Pankreasın salgı işlevi şu şekilde araştırılabilir:

  • Kan ve idrarda bir enzim (amilaz) testi
  • Duodenal tüp: Bezin atılımının uyarılmasından sonra elde edilen pankreas şekerini toplamak için duodenuma bir sonda sokulur.
  • Dışkı muayenesi: Pankreas yetmezliği, sindirimin zayıflamasına neden olur ve bu da bol, macunsu ve yağlı dışkıya neden olur.

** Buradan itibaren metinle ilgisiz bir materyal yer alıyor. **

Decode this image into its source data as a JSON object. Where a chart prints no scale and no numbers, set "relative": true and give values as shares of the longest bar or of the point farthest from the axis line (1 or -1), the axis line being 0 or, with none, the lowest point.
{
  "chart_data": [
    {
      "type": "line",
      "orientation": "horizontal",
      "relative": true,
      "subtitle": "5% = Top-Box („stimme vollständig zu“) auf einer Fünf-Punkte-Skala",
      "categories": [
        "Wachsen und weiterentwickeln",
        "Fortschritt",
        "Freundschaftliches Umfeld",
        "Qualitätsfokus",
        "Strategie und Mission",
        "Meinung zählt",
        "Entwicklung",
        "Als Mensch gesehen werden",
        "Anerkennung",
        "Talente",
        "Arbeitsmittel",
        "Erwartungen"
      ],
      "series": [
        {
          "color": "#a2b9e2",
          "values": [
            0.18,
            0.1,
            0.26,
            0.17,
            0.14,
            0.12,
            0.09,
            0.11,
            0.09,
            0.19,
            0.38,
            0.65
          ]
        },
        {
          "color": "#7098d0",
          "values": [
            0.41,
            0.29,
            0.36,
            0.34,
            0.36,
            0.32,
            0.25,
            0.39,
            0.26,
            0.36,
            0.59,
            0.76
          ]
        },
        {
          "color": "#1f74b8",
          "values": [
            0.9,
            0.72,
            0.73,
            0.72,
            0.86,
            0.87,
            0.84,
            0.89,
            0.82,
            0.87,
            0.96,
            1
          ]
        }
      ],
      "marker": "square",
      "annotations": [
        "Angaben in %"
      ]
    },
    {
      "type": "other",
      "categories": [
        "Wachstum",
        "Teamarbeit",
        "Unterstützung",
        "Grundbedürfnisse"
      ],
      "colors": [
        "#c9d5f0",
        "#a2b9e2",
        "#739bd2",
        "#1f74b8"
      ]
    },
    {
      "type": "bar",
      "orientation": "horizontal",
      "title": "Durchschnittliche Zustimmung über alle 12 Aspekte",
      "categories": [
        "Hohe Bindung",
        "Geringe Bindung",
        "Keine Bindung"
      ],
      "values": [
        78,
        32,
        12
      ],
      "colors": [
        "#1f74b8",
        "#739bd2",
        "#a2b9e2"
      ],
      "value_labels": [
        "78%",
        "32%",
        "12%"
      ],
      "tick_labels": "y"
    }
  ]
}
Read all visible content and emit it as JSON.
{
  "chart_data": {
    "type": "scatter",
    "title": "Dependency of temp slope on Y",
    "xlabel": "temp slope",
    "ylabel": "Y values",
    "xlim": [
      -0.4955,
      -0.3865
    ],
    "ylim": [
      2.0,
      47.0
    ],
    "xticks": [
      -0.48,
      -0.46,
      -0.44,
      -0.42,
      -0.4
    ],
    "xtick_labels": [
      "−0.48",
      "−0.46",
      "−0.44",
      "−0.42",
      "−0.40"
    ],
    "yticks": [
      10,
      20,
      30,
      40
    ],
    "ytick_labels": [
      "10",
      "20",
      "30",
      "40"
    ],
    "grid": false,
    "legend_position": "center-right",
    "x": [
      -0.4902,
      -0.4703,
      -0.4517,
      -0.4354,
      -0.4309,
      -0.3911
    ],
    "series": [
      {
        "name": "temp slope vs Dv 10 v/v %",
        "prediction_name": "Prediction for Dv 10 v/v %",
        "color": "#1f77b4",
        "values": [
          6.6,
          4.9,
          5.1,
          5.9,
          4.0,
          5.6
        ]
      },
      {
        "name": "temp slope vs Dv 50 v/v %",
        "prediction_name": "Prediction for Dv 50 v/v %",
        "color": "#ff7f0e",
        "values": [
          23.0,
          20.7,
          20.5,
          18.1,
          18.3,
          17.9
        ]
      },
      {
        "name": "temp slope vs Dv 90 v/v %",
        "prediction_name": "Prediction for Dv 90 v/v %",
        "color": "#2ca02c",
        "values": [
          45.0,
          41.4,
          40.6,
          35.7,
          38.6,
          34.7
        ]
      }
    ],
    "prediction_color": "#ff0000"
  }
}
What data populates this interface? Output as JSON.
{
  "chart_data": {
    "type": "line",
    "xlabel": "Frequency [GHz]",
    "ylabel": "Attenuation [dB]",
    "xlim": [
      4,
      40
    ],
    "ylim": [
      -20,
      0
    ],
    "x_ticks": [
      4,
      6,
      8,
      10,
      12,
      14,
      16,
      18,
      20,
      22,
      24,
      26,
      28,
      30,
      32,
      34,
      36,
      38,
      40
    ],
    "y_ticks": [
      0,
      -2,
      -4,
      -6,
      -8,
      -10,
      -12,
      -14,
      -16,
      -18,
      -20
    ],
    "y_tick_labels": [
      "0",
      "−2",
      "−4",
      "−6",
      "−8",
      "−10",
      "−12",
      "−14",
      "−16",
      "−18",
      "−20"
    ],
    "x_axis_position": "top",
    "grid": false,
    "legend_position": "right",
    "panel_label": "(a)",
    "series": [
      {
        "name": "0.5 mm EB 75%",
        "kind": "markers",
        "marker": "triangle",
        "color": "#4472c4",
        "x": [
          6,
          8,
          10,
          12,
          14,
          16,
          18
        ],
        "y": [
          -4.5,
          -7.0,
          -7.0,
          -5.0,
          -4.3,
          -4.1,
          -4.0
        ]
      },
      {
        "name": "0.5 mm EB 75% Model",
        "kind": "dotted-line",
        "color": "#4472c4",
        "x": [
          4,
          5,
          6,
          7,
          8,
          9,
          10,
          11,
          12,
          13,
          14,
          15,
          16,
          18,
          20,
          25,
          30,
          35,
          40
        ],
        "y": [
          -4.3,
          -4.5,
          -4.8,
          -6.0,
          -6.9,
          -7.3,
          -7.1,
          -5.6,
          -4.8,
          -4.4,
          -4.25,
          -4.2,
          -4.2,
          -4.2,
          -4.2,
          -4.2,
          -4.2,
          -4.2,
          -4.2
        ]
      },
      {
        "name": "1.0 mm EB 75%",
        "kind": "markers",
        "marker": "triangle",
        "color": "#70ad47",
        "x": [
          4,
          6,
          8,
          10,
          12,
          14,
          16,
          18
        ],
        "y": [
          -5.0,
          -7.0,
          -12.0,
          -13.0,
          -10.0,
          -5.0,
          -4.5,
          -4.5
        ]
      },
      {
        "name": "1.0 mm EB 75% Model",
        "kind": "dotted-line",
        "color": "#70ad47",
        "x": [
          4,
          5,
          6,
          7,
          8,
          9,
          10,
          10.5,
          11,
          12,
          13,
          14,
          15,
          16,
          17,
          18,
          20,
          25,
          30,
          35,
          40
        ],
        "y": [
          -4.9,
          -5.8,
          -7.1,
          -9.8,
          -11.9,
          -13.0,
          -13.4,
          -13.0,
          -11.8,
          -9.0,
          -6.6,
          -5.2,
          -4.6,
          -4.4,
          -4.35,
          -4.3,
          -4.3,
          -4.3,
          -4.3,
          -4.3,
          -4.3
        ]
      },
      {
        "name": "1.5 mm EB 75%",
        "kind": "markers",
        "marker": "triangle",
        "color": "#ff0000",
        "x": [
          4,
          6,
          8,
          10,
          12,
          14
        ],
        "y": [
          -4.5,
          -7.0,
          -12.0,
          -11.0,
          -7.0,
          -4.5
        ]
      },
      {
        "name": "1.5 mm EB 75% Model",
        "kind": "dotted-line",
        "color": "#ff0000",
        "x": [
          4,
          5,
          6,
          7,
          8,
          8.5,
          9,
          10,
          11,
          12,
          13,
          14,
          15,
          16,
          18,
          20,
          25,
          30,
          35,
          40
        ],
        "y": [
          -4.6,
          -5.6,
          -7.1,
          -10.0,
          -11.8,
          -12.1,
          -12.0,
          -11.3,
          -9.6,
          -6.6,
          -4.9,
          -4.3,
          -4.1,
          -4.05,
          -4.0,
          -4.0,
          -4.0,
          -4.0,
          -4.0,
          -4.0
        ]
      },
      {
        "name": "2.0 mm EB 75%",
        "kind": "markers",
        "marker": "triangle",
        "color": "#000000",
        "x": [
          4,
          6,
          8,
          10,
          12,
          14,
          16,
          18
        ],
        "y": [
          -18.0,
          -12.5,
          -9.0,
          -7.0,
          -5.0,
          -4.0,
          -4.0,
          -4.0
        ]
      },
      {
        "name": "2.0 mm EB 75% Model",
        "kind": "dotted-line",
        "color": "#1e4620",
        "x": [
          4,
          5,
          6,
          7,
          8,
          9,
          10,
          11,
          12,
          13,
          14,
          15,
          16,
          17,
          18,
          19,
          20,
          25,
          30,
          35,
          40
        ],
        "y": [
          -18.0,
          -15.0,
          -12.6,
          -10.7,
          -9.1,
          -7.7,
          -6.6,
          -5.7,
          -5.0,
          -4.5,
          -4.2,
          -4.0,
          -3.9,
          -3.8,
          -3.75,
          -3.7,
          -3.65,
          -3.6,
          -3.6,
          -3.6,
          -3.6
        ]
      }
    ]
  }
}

Böbreğin fonksiyonel keşfi şunları içerir:

  • Glomerulusun filtre fonksiyonunun işlev bozukluğunu gösteren idrardaki proteinlerin eliminasyonunu saptamak için idrarın kimyasal muayenesi
  • Böbrekleri temizleyen kanın etkinliğini kontrol etmek için üre ve kreatinin kan testleri

Karın röntgeni

  • Midede yabancı cisimlerin görülmesi
  • Mide kanseri
  • Midenin radyolojik muayenesi, mide zarındaki iltihapları vurgulamayı mümkün kılar.

Sindirim radyografisi

X-ışınlarına karşı opak bir ürünü yutmaktan ve bu ürünün yemek borusu, mide, on iki parmak bağırsağı ve safra kanalları yoluyla ilerlemesini incelemekten oluşur. Bu farklı organların iç duvarlarının morfolojik bir çalışmasına izin verir. Ürünün sindirim duvarlarına yapışmasını sağlamak için oruç tutmak şarttır. Mide kanaması tanısında kullanılır.

Endoskopi

Bu inceleme, bir aydınlatma sistemi ile donatılmış bir optik tüpün, onu incelemek için bir boşluğa yerleştirilmesinden oluşur. Endoskopi mide, duodenum, karaciğer veya cinsel organlara bakılacağı zaman, teste esogastroduodenal endoskopi veya “esogastroduodenal endoskopi” denir ve tüp ağızdan sokulur. Kolon, karaciğer, mesane veya rektumu gözlemlemek için yapıldığında endoskop anüsten sokulur. Endoskopi özellikle mide kanaması, mide kanseri, kolon tümörü, inflamatuar kolon hastalığı, karaciğer anormallikleri vb. tanı için yapılır.

Sintigrafi

Gama radyografisi olarak da adlandırılan, gama ışınları yayan kimyasal elementlerin kendi seviyesinde birikmesi sayesinde bir organın incelenmesinden oluşur. İncelenecek yüzeyi tararken hareket eden bir ışın dedektörü sayesinde, radyoaktif yoğunluğun sabit madde oranını gösterdiği organın bir görüntüsü elde edilir. Sintigrafi şunları keşfetmek için kullanılır:

  • Karaciğer. Kistleri, apseleri, tümörleri veya metastazları öne çıkarmayı mümkün kılar.
  • Böbrek. İki böbreğin simetrisini karşılaştırmayı sağlar.